Tsiganes : la (très) lente réparation après les internements et déportations

Image d’illustration © Pymouss | Wikimedia Commons | CC BY-SA 3.0

Pendant des décennies, la France a laissé dans l’ombre une page sale de son histoire : l’internement des Tsiganes pendant la Seconde Guerre mondiale, puis leur oubli presque méthodique après-coup.

Le texte raconte cette réparation à retardement : à Schweighouse-sur-Moder, dans le Bas-Rhin, des pavés de mémoire doivent rendre visibles Charles Adolf et son père, deux Gitans alsaciens broyés par la guerre et l’internement.

Non seulement ces familles ont subi le froid, la faim, la peur, les camps, mais en plus leur statut de victimes a souvent été nié.
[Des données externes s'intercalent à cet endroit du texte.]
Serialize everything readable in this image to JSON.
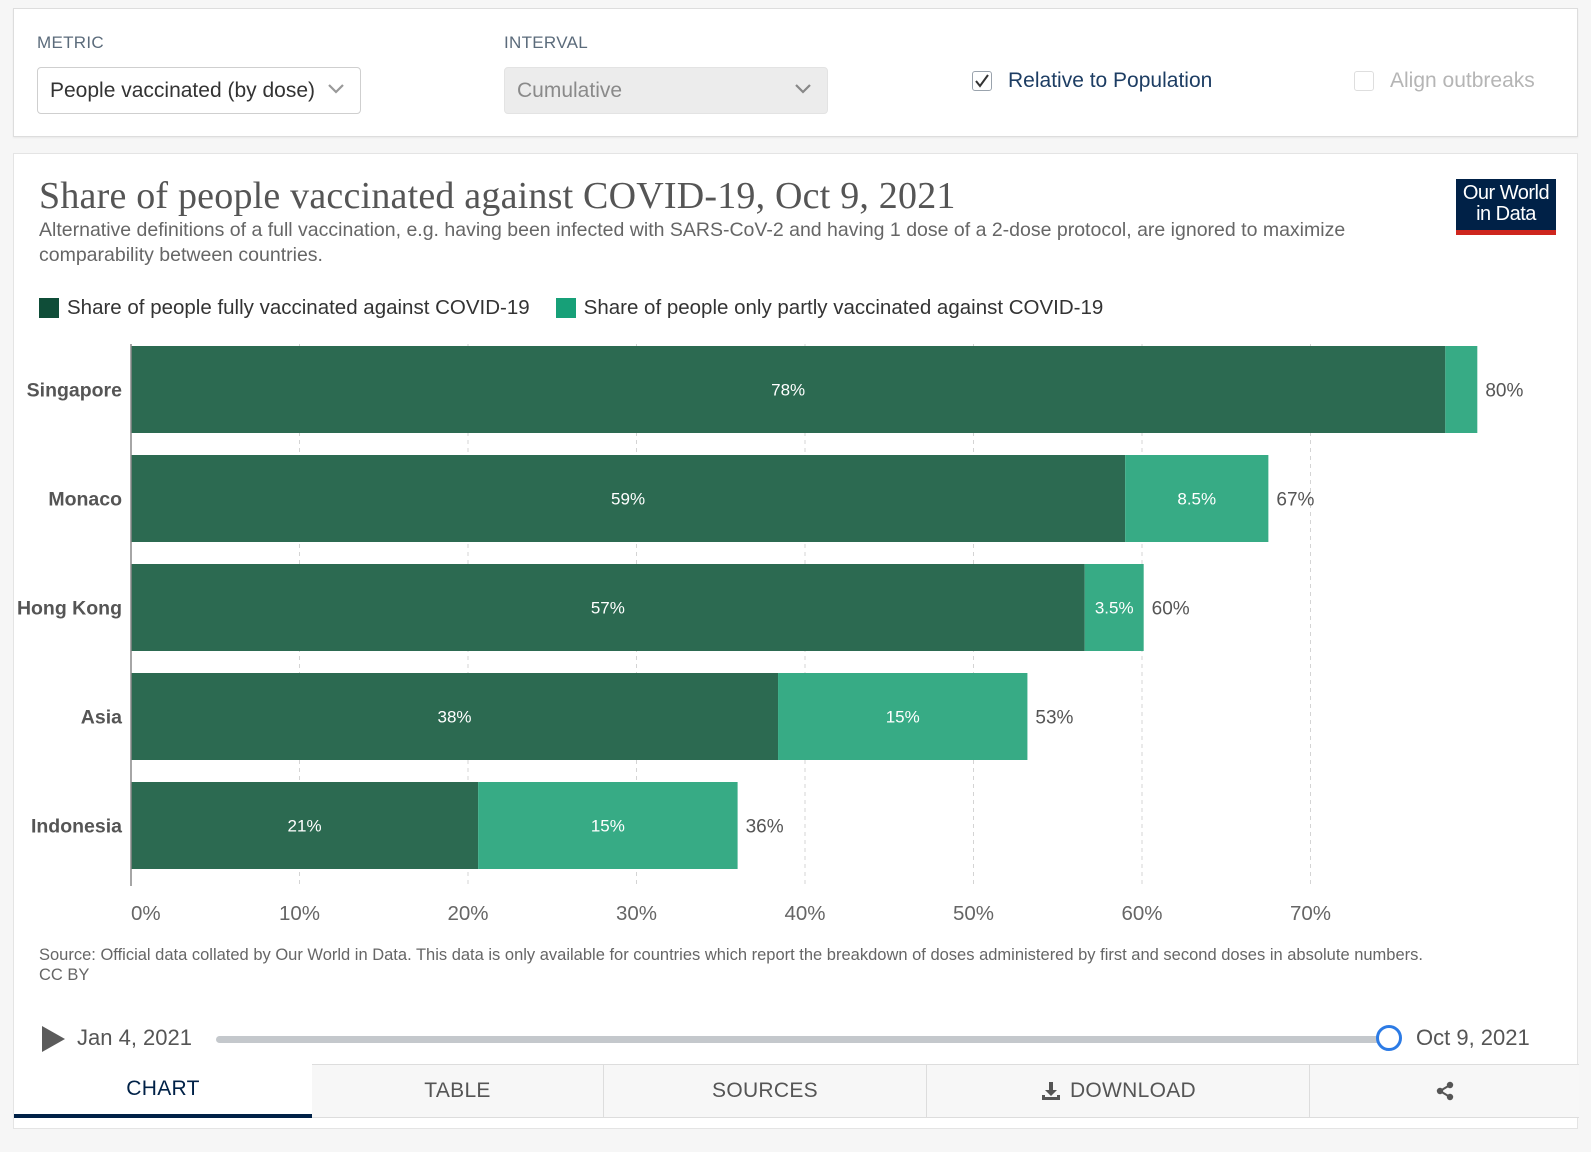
{
  "controls": {
    "metric_label": "METRIC",
    "metric_value": "People vaccinated (by dose)",
    "interval_label": "INTERVAL",
    "interval_value": "Cumulative",
    "relative_label": "Relative to Population",
    "relative_checked": true,
    "align_label": "Align outbreaks",
    "align_checked": false
  },
  "logo": {
    "line1": "Our World",
    "line2": "in Data"
  },
  "colors": {
    "fully": "#2c6a51",
    "partly": "#37ab85",
    "logo_bg": "#002147",
    "logo_bar": "#ce261e",
    "accent": "#2c7be5"
  },
  "chart_data": {
    "type": "bar",
    "orientation": "horizontal",
    "stacked": true,
    "title": "Share of people vaccinated against COVID-19, Oct 9, 2021",
    "subtitle": "Alternative definitions of a full vaccination, e.g. having been infected with SARS-CoV-2 and having 1 dose of a 2-dose protocol, are ignored to maximize comparability between countries.",
    "categories": [
      "Singapore",
      "Monaco",
      "Hong Kong",
      "Asia",
      "Indonesia"
    ],
    "series": [
      {
        "name": "Share of people fully vaccinated against COVID-19",
        "values": [
          78,
          59,
          56.6,
          38.4,
          20.6
        ],
        "labels": [
          "78%",
          "59%",
          "57%",
          "38%",
          "21%"
        ]
      },
      {
        "name": "Share of people only partly vaccinated against COVID-19",
        "values": [
          1.9,
          8.5,
          3.5,
          14.8,
          15.4
        ],
        "labels": [
          "",
          "8.5%",
          "3.5%",
          "15%",
          "15%"
        ]
      }
    ],
    "totals": [
      "80%",
      "67%",
      "60%",
      "53%",
      "36%"
    ],
    "xlim": [
      0,
      80
    ],
    "xticks": [
      0,
      10,
      20,
      30,
      40,
      50,
      60,
      70
    ],
    "xtick_labels": [
      "0%",
      "10%",
      "20%",
      "30%",
      "40%",
      "50%",
      "60%",
      "70%"
    ],
    "grid": true,
    "legend_position": "top-left"
  },
  "source": {
    "text": "Source: Official data collated by Our World in Data. This data is only available for countries which report the breakdown of doses administered by first and second doses in absolute numbers.",
    "license": "CC BY"
  },
  "timeline": {
    "start": "Jan 4, 2021",
    "end": "Oct 9, 2021",
    "position": 1.0
  },
  "tabs": [
    "CHART",
    "TABLE",
    "SOURCES",
    "DOWNLOAD",
    ""
  ]
}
En France, des milliers de « nomades » ont ainsi été internés entre 1940 et 1946, y compris après la Libération.

Depuis, la reconnaissance avance à petits pas : discours officiels, recherches, futur mémorial à Montreuil-Bellay, « mur des noms ». Bref, la mémoire sort enfin du brouillard, lentement, très lentement.